The husband and father at the center of the opera’s drama is portrayed in this performance with a myriad of temperamental contradictions by granite-voiced baritone Lucas Meachem. The first impression made by his Sam is one of unstinting strength, the core of iron in his singing introducing an element of stereotypical machismo into his depiction of the stern father. Meachem quickly divulges that Sam’s bravado is a coping mechanism that masks a vulnerability that is exacerbated by the father’s damaged relationships with his children. The character’s gruff exterior crumbles when platitudes are not adequate to express his feelings, and the baritone’s singing is most memorable when Sam’s hopelessness is most exposed. Throughout Act One, Meachem alternates boldly handsome singing with vocalism of unnerving sweetness, his account of the aria ‘You’re late’ a manifestation of Sam’s inability to grant his children access to his innermost emotions.
Grappling with the anger, denial, and uncomfortable truths forced to the surface by Dinah’s death, Sam begins Act Two with the aria ‘I wish I could sleep,’ delivered by Meachem with a wide spectrum of vocal colors ranging from darkest despair to glowing embers of self-recrimination.
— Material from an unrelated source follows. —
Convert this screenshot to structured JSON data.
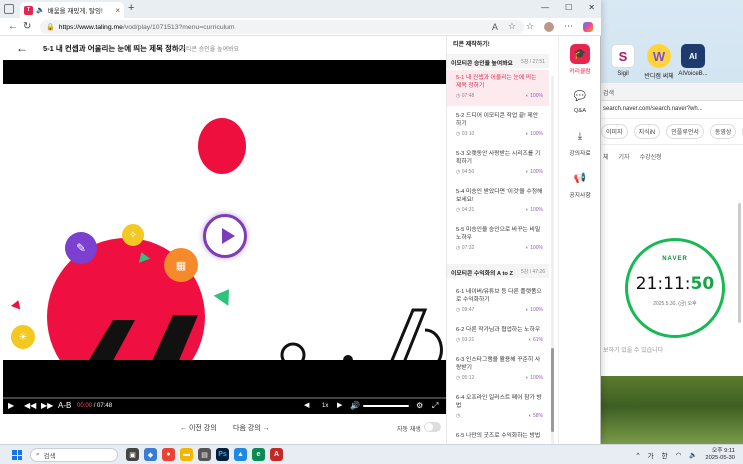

Here and elsewhere in this performance, the world-weariness of Meachem’s singing unveils a link between the small-scaled situations of A Quiet Place and the macrocosms of Wagner’s Ring. Singing with galvanizing resolve, Meachem reveals in Sam a suburban Wotan, his Fricka gone but still omnipresent and his children, not unlike Sieglinde and Siegmund, embroiled in futile combat against fate. In Meachem’s performance, Sam’s aria in Act Three, ‘Oh, François, please,’ is an outcry of desperation. Freud would likely theorize that, as an amorous partner for Dede and Junior, François is a stand-in for Sam, a father figure with whom they share a long-desired affection. In the wake of François’s rebuke and cathartic destruction of Dinah’s letter, the humility with which Meachem’s Sam welcomes François to the family proposes that he accepts and embraces his son-in-law as an equal. Though not every man can aspire to sing as Meachem does, his Sam is an Everyman, complicated in his simplicity and finally strongest when admitting his weaknesses.
Opera is an art that thrives on second chances. Many are the works that overcame unpromising and in some instances utterly disastrous premières to claim eventual success. Nonetheless, how many neglected honorable failures are there for every Carmen, and how many of those honorable failures might prove to be stage-worthy under the right circumstances? In terms of the consistent quality of Leonard Bernstein’s music, the very busy conducting schedule that undoubtedly deprived the public of works that never came to fruition was perhaps advantageous. It can be truthfully if not charitably said of some composers that their least-inspired music is good and their best work not markedly better, but Bernstein had little time for mediocrity. Artistically, A Quiet Place was never a failure, but, as the opera’s protagonists discover, redemption often requires compromise and cooperation. In this performance of A Quiet Place, all of the circumstances are right, and Bernstein’s final work for the operatic stage makes its second chance a triumph.